Mackenzie) ended up prosecuting the case. Attorneys Richard Schultz (Joseph Gordon-Levitt) and Thomas Foran (J.C. Nixon was president by then and, prompted by his attorney general, John Mitchell, the U.S. Originally known as the Chicago Eight, Abbie Hoffman (played by Sacha Baron Cohen) and his co-defendants - Bobby Seale (Yahya Abdul-Mateen II), Tom Hayden (Eddie Redmayne), Jerry Rubin (Jeremy Strong), Alex Sharp (Rennie Davis), David Dellinger (John Carroll Lynch), Lee Weiner (Noah Robbins), and John Froines (Dan Flaherty) - landed in the courtroom of the unforgiving 74-year-old federal judge (Frank Langella) after President Johnson’s attorney general, Ramsey Clark (Michael Keaton), declined to prosecute them.
#CHICAGO SEVEN TRIAL#
Aaron Sorkin’s new film, The Trial of the Chicago 7, is based on this true story of a disparate group of antiwar protest organizers, including Abbie Hoffman, who were charged with conspiracy to incite a riot, among other things, after peaceful demonstrations during the 1968 Democratic National Convention turned into brutal clashes with the Chicago police and the National Guard. Police targeted Davis and beat him on the head with batons, Farber said.“You are a shande far die goyim” - an embarrassment to the Jews - said political activist Abbie Hoffman in Yiddish to Judge Julius Hoffman, the man presiding over his infamous trial. Wally McNamee / Corbis via Getty Images file Rennie Davis, one of the Chicago 7, at a hearing of the House Un-American Activities Committee.
#CHICAGO SEVEN TV#
He said the protest became famous not because of how many people showed up “but because a commission later determined that there had been a ‘police riot.'" And because of the TV coverage of the Democratic Convention, “images of this protest were seen all over the United States and indeed all over the world,” Farber said. “He was the one negotiating with the (Mayor Richard J.) Daley administration, trying to get permits and the right to march and rally," Farber said. Unlike the more famous members of what became known as the “Chicago Seven” - including Hoffman and Rubin - Farber said Davis “was not a celebrity, but he was a very essential organizer for the anti-war movement.” That conviction also was overturned.ĭavis was “one of the most important nuts and bolts organizers of the anti-war movement in the 1960s and the early 1970s,” said David Farber, a distinguished professor of history at the University of Kansas who has written four books about the 1960s - including “Chicago ’68” - which details the anti-war protests in Chicago. An eighth defendant, Bobby Seale, was tried separately, convicted of contempt and sentenced to four years in prison. District Judge Julius Hoffman.Ĭo-defendants John Froines and Lee Weiner were acquitted. A federal appeals court overturned the convictions, citing errors by U.S. David Fenton / Getty Images fileĭavis and four co-defendants - Tom Hayden, Jerry Rubin, Abbie Hoffman and David Dellinger - were convicted of conspiracy to incite a riot during the “Chicago Seven" trial in 19. An investigative commission later described the clash as a “police riot.” Portrait of the Chicago Seven and their lawyers as they raise their fists in unison outside the courthouse where they were on trial for conspiracy and inciting a riot during the 1968 Democratic National Convention, Chicago, Oct. Davis himself was seriously injured and taken to a hospital.

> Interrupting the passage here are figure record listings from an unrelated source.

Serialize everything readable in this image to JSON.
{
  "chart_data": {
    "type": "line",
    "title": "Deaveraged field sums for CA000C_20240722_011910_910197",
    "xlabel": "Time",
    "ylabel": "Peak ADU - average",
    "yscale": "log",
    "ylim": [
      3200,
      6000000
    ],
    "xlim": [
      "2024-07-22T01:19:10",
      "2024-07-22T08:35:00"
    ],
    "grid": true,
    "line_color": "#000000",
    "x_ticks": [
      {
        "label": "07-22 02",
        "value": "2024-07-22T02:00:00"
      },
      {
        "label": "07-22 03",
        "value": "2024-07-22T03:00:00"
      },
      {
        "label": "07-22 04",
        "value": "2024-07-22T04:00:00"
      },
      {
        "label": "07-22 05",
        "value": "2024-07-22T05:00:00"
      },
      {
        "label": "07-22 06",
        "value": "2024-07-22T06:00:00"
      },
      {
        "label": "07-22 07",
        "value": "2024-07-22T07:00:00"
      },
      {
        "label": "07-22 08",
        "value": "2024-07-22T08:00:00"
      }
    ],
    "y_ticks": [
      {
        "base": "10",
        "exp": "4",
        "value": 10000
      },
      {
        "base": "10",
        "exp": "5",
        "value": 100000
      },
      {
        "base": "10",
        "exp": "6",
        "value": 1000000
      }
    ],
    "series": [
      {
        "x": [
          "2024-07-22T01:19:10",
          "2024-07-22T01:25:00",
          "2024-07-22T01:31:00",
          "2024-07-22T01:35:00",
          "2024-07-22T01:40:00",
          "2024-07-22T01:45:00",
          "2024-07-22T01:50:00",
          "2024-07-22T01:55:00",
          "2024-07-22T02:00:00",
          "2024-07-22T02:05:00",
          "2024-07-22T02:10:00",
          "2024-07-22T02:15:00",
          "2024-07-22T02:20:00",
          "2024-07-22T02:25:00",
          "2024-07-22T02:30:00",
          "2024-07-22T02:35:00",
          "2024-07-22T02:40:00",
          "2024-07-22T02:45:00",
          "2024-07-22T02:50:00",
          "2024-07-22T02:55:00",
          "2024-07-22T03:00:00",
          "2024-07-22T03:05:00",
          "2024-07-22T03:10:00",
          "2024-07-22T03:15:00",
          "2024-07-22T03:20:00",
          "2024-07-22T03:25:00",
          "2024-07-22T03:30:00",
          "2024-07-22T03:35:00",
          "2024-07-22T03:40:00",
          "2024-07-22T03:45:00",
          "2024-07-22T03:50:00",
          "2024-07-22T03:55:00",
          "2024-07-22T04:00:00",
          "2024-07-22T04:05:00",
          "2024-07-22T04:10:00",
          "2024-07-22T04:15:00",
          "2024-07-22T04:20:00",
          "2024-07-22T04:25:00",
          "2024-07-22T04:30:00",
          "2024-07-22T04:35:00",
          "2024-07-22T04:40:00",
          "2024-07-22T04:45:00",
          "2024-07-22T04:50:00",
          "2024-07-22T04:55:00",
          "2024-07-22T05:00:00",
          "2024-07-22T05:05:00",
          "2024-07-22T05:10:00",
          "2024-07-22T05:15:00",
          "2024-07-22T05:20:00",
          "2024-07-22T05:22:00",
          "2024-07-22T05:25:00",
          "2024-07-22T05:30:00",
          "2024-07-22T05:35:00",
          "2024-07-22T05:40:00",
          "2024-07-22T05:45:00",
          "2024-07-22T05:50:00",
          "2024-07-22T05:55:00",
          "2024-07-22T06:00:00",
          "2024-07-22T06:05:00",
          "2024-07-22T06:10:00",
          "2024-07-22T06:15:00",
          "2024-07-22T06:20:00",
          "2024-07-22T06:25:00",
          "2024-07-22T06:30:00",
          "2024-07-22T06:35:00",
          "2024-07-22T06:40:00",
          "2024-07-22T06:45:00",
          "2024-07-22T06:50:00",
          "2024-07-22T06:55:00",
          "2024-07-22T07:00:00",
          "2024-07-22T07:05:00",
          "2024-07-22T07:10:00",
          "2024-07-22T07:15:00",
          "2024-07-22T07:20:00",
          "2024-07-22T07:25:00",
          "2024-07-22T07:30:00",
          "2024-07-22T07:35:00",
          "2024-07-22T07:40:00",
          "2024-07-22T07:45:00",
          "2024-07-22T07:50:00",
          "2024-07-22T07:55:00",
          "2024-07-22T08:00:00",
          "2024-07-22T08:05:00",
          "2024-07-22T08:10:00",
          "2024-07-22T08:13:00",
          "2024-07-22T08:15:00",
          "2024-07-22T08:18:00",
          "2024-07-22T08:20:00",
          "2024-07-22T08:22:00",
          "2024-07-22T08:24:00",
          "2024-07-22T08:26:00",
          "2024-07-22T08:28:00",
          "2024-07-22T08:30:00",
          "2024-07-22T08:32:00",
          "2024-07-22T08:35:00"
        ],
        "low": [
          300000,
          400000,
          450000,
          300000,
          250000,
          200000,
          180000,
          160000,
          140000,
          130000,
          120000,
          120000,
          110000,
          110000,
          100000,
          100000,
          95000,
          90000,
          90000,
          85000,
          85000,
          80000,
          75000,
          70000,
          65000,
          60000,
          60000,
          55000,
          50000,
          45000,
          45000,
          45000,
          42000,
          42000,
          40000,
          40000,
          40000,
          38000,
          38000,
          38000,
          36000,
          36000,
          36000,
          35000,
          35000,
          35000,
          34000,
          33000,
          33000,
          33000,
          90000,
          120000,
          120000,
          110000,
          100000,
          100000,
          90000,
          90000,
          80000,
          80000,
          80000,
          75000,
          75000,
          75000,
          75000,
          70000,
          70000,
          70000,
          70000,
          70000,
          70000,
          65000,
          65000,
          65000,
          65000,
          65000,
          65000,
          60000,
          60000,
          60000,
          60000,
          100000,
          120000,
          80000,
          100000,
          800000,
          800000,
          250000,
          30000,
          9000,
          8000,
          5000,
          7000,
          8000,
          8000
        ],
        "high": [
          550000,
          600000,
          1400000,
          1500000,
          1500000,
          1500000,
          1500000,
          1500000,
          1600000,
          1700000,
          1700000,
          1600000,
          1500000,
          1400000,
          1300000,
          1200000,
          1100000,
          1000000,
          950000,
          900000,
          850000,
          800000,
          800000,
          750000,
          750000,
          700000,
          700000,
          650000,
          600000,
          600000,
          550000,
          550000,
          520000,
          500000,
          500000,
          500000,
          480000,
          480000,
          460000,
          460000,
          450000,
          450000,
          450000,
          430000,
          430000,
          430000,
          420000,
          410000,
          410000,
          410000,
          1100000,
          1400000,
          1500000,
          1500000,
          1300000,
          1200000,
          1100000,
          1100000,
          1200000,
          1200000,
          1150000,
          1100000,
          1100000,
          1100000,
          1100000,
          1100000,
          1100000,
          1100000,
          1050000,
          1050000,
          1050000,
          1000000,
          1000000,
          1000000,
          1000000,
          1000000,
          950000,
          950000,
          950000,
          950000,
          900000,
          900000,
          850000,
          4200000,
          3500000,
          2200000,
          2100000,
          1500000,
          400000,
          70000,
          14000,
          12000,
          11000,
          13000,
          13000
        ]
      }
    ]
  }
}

Police clubbed demonstrators and carried out mass arrests. Some 3,000 anti-war demonstrators clashed with police and Illinois National Guardsmen on Aug. A longtime peace activist, Davis was national director of the community organizing program for the anti-war Students for a Democratic Society and was a protest coordinator for the Chicago convention.